The FCCBs, if converted, would give Clearwater a 21 per cent stake in the company.
The FCCBs were listed on the Singapore Stock Exchange. Rabo Bank of Singapore arranged the deal, wherein the FCCBs can be converted into equity shares of Rs 450 a share.
Dolphin Offshore Joint Managing Director Satpal Singh declined to comment on the issue. "The company has raised $15 million FCCBs successfully," he said.
According to analysts, Clearwater reserved the option of converting the FCCBs into equity shares. It could also trade the FCCBs on the Singapore exchange. The company has also borrowed over Rs 87 crore from ICICI Bank and UTI for financing its expansion programme.
Dolphin Offshore has issued letter of intent to Bhavnagar-based shipyard Alcock Ashdown (Gujarat) for building of two workboat-cum-supply vessels costing $6.65 million apiece. The vessels would be delivered by September 2007.
Singh said, "There is no immediate plans to offload further stake.
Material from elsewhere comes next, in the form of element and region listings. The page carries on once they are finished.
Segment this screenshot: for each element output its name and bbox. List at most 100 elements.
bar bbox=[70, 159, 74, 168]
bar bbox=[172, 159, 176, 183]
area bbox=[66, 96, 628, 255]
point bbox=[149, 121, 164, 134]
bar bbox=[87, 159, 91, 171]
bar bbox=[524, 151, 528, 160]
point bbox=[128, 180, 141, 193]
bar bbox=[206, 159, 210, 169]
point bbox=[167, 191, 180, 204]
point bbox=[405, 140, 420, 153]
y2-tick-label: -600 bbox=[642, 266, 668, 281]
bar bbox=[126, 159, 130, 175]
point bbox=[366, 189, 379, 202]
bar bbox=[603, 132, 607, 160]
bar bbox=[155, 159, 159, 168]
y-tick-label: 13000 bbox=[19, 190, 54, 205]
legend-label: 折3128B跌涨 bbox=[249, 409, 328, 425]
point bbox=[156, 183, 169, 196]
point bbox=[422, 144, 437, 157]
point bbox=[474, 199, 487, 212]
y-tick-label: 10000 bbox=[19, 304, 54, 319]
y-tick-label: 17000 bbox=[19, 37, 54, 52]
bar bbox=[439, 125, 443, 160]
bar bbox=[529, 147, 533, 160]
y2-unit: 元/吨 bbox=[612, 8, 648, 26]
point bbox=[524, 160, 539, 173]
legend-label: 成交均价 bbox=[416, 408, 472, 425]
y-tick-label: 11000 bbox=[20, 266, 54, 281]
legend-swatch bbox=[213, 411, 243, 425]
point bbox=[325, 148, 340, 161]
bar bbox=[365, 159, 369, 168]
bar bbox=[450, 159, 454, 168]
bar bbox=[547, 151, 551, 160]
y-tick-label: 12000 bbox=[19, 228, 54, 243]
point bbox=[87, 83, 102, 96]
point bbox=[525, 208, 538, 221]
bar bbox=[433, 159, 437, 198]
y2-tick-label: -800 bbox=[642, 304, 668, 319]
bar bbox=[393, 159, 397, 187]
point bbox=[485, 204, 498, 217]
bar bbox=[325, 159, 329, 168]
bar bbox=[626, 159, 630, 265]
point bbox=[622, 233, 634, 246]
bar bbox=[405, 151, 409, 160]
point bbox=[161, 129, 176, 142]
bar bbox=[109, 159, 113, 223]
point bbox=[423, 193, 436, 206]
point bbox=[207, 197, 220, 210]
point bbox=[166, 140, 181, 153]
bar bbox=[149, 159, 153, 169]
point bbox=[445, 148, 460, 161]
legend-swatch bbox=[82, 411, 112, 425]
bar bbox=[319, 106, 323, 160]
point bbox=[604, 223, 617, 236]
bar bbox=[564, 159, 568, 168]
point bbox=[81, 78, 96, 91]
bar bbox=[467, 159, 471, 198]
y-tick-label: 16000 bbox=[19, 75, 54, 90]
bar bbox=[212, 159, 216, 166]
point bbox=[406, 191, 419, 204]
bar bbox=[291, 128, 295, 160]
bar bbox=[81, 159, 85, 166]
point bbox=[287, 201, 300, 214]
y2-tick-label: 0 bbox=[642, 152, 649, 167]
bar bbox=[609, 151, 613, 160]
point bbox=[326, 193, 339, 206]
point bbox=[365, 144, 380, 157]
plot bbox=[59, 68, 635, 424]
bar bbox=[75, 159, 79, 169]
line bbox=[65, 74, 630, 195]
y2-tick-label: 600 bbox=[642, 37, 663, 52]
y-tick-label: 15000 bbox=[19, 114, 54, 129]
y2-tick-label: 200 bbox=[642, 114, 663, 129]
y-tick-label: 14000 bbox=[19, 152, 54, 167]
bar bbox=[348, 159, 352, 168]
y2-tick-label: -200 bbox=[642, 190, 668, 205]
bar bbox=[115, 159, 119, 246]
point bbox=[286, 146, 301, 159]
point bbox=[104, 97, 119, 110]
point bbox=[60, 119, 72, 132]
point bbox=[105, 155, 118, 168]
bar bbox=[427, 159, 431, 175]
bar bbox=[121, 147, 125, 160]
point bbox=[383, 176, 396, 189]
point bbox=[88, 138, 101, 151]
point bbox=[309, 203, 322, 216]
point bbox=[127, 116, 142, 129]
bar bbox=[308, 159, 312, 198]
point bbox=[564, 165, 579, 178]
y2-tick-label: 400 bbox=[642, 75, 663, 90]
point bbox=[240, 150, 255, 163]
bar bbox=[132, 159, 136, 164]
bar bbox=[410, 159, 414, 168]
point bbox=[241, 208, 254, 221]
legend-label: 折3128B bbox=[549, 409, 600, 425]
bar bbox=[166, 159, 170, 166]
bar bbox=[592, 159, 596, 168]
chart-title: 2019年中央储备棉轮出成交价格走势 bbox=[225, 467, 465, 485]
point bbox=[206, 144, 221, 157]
We may consider further divestment of shareholding at the next stage of growth."
The offshore activities of Dolphin Offshore, promoted by Rear Admiral Kirpal Singh, includes diving, underwater services (air, mixed gas and saturation diving), fabrication, platform topside installation and marine constructions with rig repair services, Singh added.
The clientele of the company includes ONGC, L&T, IOC, HPCL, SCI, GE Shipping and Coast Guard.